TED active is taking place at the same time as TED, in a nice palm tree Riviera in Palm Springs, and it offers a live simulcast of all the conferences, as well as ideas and projects to collaboratively work on.
Let’s compare:
Younger people. Less networking. More palm trees. Less Al Gore and Philippe Starck. More crazy startupers. Less beach. More desert. More good music. And above all, more energy.
A sort of retreat for neo-hippy-cool people with nice ideas, passing over some colored tape to each other to cover the trees with, working together on several projects to change the world, and going up to party in the desert in Steve McQueen’s house at night.
The Bear likes.
TED-day-one quote: “it took us a long time to put the wheel and the suitcase together.”
In other terms, it often takes us a really long time to merge two great inventions, in the idea of creating a better one, which will benefit people even more.

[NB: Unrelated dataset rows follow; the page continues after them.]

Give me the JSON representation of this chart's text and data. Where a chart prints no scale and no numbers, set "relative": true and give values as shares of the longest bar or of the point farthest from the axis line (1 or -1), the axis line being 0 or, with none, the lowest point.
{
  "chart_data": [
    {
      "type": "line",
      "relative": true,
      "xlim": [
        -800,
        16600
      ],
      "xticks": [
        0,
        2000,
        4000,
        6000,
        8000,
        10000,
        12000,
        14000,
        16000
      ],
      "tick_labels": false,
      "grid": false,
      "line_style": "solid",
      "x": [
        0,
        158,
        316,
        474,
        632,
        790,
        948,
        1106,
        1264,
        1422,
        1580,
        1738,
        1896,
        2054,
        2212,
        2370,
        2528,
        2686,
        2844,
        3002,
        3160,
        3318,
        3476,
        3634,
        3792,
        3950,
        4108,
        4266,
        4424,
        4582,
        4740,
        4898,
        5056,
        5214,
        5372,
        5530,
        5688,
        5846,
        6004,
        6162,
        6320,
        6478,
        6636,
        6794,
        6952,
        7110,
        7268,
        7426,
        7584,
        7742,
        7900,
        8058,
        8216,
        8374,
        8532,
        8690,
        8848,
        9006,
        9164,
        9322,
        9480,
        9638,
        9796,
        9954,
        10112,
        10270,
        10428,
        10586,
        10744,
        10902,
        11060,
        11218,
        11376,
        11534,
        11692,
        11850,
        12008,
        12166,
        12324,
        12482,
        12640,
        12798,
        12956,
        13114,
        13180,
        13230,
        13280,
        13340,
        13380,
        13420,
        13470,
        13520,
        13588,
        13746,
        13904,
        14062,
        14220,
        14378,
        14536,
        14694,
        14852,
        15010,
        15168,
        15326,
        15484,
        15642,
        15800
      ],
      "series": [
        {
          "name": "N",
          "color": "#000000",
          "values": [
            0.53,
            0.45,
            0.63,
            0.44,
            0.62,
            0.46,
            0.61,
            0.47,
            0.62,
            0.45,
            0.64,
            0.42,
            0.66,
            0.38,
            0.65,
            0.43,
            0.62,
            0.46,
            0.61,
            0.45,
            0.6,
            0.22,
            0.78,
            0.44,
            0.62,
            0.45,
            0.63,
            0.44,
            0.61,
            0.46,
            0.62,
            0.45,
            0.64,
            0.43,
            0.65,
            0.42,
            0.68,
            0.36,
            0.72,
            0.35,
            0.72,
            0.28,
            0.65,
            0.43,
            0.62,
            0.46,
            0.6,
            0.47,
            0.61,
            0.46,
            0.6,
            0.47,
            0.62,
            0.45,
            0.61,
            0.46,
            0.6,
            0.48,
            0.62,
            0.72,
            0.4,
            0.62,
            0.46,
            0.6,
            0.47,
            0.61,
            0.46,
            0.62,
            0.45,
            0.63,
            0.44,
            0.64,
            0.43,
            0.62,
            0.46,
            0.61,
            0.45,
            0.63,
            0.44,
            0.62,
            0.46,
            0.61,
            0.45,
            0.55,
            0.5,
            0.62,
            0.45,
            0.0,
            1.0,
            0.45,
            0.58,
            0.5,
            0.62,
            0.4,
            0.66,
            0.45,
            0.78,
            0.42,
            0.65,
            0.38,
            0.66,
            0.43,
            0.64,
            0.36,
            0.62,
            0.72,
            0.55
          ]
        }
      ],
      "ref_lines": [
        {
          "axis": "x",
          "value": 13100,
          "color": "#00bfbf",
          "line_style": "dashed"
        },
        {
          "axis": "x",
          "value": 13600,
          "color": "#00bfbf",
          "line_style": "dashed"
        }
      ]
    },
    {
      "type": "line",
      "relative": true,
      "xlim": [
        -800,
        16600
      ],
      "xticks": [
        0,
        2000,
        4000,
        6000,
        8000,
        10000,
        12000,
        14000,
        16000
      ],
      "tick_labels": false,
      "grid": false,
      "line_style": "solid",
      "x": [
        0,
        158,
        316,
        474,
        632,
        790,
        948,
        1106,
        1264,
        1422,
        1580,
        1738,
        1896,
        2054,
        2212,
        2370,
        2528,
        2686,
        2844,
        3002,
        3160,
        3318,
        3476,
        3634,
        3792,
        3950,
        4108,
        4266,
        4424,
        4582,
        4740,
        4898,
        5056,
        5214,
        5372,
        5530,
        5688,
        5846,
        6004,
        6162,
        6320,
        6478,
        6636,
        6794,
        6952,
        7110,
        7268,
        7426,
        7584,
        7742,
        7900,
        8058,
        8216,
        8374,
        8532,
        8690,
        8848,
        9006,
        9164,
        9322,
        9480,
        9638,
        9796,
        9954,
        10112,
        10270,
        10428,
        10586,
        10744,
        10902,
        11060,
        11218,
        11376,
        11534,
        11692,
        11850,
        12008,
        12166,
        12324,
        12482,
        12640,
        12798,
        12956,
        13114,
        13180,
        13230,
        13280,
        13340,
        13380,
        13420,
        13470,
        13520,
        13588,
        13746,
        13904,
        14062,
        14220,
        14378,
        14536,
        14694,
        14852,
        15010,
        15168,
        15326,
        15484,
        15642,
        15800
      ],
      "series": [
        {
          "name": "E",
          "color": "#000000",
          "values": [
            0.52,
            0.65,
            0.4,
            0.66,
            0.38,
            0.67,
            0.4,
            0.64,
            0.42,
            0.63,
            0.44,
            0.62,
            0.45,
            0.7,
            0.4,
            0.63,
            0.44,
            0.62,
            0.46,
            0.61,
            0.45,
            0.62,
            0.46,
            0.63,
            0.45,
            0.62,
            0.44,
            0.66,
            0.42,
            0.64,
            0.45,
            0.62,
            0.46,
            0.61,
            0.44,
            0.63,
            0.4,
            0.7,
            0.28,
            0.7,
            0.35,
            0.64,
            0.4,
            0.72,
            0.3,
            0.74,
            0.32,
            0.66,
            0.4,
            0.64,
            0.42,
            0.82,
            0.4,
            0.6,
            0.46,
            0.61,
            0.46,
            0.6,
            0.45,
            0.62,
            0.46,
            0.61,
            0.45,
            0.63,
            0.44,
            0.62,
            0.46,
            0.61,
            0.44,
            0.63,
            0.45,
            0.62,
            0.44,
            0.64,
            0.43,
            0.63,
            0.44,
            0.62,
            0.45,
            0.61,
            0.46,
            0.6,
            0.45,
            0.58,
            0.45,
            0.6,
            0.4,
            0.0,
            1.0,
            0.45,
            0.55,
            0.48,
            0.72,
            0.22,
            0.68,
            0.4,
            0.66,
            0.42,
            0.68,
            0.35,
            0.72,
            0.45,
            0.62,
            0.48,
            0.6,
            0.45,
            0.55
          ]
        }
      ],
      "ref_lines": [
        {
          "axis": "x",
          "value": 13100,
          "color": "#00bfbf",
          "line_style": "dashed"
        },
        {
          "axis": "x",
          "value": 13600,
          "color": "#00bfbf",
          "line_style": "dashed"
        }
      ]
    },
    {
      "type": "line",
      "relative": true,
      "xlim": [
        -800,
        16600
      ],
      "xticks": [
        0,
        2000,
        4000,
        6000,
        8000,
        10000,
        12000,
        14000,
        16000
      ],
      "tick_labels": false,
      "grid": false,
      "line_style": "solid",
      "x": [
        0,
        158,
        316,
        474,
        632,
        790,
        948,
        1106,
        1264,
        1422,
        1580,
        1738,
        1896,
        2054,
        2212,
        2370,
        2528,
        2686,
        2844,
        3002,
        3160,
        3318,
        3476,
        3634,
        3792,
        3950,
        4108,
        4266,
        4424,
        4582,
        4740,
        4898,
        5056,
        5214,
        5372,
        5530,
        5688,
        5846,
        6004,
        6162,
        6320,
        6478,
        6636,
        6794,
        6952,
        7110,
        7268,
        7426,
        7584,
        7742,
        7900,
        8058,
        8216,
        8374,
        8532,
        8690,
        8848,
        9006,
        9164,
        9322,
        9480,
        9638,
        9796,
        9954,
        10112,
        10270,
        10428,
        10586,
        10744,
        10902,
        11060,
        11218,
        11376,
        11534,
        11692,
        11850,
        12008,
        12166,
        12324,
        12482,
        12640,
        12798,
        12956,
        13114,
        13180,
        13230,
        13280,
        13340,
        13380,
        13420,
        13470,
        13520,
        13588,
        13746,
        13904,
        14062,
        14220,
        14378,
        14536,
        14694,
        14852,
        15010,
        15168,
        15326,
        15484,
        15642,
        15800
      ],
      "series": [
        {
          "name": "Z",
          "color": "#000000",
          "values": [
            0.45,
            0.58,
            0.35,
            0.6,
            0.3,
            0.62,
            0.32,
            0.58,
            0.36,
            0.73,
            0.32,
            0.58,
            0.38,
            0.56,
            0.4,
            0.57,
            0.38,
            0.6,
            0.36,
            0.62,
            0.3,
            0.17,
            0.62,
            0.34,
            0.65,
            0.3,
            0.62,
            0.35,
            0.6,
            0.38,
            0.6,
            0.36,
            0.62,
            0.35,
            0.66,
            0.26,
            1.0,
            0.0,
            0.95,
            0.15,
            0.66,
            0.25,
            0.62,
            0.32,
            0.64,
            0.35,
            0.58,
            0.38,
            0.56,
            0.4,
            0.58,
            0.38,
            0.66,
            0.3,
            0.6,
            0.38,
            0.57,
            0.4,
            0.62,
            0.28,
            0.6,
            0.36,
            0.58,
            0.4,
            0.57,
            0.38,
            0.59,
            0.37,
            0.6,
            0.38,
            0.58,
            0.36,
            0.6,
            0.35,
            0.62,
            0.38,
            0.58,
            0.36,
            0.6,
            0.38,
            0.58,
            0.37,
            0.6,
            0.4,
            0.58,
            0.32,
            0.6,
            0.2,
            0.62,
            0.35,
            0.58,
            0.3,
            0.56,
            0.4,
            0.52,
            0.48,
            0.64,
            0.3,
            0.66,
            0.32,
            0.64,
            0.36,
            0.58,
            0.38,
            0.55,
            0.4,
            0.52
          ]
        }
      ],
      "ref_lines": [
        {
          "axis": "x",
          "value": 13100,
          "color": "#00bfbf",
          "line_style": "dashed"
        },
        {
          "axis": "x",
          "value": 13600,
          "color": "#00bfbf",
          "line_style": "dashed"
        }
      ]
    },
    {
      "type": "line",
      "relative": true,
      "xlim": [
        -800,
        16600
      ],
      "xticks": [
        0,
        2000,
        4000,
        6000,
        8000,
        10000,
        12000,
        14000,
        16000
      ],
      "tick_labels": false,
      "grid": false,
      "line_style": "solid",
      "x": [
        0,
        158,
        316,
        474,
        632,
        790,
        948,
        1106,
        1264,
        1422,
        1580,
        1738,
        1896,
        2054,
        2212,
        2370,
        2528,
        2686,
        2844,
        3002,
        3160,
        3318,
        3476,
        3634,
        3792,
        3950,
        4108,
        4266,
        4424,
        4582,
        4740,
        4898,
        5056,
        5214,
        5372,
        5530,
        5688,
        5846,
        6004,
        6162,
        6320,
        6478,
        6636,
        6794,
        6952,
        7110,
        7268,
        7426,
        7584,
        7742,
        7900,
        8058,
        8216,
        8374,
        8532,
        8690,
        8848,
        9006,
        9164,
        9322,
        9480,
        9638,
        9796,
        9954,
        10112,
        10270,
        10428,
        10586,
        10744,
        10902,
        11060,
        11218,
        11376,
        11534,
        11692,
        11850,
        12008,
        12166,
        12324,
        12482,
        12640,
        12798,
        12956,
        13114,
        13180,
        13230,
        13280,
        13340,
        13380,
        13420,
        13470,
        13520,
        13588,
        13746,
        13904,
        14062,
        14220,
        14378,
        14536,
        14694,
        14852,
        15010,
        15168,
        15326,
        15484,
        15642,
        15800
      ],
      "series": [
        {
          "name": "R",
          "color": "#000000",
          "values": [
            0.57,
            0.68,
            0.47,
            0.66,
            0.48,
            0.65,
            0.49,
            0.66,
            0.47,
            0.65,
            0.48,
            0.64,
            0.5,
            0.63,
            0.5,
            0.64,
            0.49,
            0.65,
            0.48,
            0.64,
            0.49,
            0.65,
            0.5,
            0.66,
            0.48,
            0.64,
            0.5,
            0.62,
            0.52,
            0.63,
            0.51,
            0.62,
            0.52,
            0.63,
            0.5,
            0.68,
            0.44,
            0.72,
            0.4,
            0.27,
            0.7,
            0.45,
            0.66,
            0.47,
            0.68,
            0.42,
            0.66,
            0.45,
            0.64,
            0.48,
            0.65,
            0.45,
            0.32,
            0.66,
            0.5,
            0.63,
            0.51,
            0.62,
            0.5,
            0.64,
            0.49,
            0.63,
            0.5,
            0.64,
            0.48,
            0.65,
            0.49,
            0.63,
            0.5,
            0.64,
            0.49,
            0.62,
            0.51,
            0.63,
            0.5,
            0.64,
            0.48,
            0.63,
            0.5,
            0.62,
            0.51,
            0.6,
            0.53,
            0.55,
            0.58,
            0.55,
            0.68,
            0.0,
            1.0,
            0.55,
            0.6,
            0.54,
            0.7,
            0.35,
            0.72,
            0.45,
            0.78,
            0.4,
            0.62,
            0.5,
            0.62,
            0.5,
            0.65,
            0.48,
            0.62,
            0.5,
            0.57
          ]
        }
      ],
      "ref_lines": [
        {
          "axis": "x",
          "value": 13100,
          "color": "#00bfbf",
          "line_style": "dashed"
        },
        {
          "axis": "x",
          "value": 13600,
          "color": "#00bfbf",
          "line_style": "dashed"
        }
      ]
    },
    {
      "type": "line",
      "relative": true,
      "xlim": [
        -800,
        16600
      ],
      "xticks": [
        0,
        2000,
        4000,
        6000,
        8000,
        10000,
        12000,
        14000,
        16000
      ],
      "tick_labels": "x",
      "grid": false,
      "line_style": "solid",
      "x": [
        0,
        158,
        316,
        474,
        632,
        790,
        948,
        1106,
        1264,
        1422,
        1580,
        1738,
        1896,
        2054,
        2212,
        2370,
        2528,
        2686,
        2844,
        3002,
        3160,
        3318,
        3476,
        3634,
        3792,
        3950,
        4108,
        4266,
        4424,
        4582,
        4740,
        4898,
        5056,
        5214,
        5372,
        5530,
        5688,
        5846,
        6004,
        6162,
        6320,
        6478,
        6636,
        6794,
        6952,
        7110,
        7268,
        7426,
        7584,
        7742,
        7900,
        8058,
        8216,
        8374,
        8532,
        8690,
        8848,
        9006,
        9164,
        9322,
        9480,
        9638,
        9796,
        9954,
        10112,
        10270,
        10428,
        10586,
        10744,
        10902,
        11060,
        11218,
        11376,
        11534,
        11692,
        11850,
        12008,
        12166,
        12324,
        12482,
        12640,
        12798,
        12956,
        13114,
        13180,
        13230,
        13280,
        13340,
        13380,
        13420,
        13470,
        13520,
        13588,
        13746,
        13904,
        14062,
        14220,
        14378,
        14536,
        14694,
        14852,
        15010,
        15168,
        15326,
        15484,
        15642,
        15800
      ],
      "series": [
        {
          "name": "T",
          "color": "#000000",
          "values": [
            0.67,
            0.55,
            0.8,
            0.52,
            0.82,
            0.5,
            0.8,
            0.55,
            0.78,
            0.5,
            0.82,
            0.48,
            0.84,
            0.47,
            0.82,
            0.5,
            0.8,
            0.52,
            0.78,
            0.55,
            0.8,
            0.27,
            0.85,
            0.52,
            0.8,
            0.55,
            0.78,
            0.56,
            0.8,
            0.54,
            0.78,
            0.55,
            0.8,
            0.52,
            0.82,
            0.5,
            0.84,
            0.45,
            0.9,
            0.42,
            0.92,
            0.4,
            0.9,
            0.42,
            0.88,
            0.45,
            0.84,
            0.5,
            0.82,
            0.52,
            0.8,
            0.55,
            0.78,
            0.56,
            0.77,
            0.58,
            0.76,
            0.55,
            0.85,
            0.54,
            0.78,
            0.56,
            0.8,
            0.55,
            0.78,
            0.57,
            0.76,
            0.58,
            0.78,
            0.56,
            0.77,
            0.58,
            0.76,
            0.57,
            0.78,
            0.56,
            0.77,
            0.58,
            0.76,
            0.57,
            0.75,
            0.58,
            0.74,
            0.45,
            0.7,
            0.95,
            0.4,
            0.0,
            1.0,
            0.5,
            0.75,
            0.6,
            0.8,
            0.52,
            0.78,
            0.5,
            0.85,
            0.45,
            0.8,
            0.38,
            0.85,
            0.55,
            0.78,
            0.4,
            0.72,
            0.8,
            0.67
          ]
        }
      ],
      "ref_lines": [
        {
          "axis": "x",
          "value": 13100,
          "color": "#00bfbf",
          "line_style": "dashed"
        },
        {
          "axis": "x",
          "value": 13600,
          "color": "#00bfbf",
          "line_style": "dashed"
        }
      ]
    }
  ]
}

This observation is particularly relevant in the digital field, as we are quite slow at reinventing stuff through digital opportunities.
Take education for example. We still study as we did in the XVth century: by religiously listening to a teacher standing on a podium with a book. Yet this could be totally reinvented, for example by setting up interactive webcasts and degrees for students throughout the world. This is actually how two teachers at Stanford ended up creating a worldwide classroom, presented as an inspiring model at TED this year.
This lack of merging a long-time habit with new digital opportunities is quite relevant in many artistic fields. While were very quick at revolutionizing the way we listen to music, what about the way we read books, we watch dance performances or we listen to poetry?
We tend to apply traditional schemes to new technologies, and to keep it “old school.”
Fortunately, some inspiring people start exploring new paths.
Last year, Google and Arcade Fire reinvented the dusty MTV-style music video, by proposing a brand new interactive musical format. Here at TED, the American poet Bill Collins, proposes a new way to enjoy poetry through animation, and the Quixotic ensemble of artists creates a new type of sensorial experience.